A few minutes later, it seemed like a good idea to shuck his robe and kick off the slippers, which were now loose on his cold-shrunken feet.
By the time he stepped out of his boxers, he was feeling light-headed and calm.
Inside the house, which she kept heated to 78 degrees against the Minnesota winter, Kaye watched as her husband peeled off his boxers in what she had learned was called “paradoxical undressing.” It was a sign that the body and mind were starting to shut down in the cold, a symptom of extreme systemic distress. Jonathan would have been very distressed if he had been aware of just what a pitiful sight his shriveled penis and testicles presented.
Jonathan was vain about his cock, which was eight and a half inches long when fully aroused. Not that she’d seen it fully aroused in some time.
It was 23 degrees outside and the forecast called for sleet and possibly snow before the night was over. The wind was from the north, sweeping down from Canada and dropping the perceived temperature to somewhere around minus 15. That was cold but not spectacularly cold.
Kaye had read that in parts of Siberia empty plastic bags would freeze within minutes in the frigid temperatures; freeze and then crack like glass.
She’d seen movies where people were flash-frozen by liquid nitrogen and then shattered like fine china.
She’d have liked to see Jonathan break into a million frozen shards.
But that might have looked suspicious to the police.
Better to keep it simple.
A lot of people freeze to death every winter.
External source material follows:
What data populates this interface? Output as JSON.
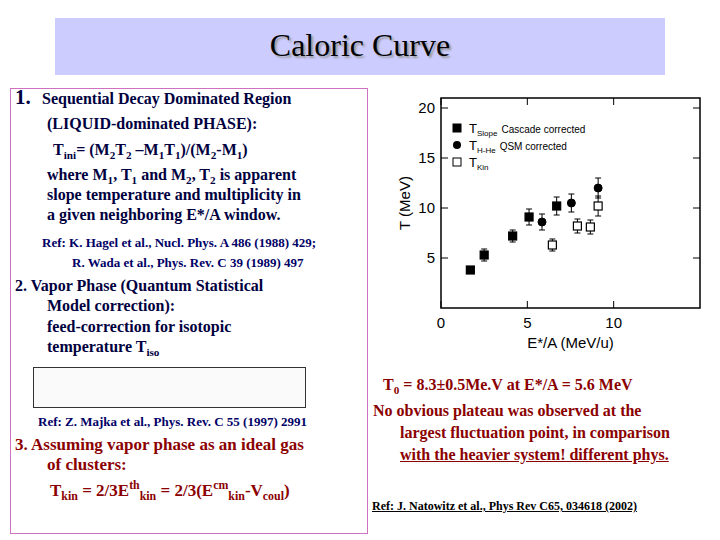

She’d looked it up.
There’d be no reason for the police to question her story that she’d found him dead on the front lawn after he’d inexplicably wandered out into the cold.
They’d find the 25-year-old scotch in his belly in the autopsy and nod knowingly. Most cold-related deaths involved alcohol Kaye had read.
Jonathan always had a drink or two before bed. She knew it was the only way he could stomach lying so close to her night after night.
The police probably wouldn’t check his cell phone but if they did, it would be a bonus. The text had come from a burner phone Kaye had picked up the day after their last anniversary, the anniversary where he’d gotten her a $50 gift certificate to Bed, Bath, and Beyond. It had been easy enough to schedule the text to arrive in the middle of the night.
The number wouldn’t track back to Lila of course, but Kaye had attached one of the nude pictures she’d found in Jonathan’s computer. Lila’s skanky face had been clearly visible. It wouldn’t take the police long to find her and to ask her why she’d enticed her lover out of the house on such a cold night.
Kaye had watched a lot of Forensics Files. The police wouldn’t find the photo on Jonathan’s computer. Kaye had replaced his hard drive after duplicating everything on the system except for the pictures and the incriminating emails. It had taken her close to a month, but she was nothing if not patient.
Kaye really didn’t bear her rival any ill will, but if Lila was implicated in Jonathan’s death it would be gravy.
At the thought of gravy, Kaye stomach growled.
Maybe I’ll make some ham and red-eye gravy, she thought. Maybe some biscuits too. Something that’ll stick to my ribs on a cold morning.
Kaye smiled. She loved winter weather.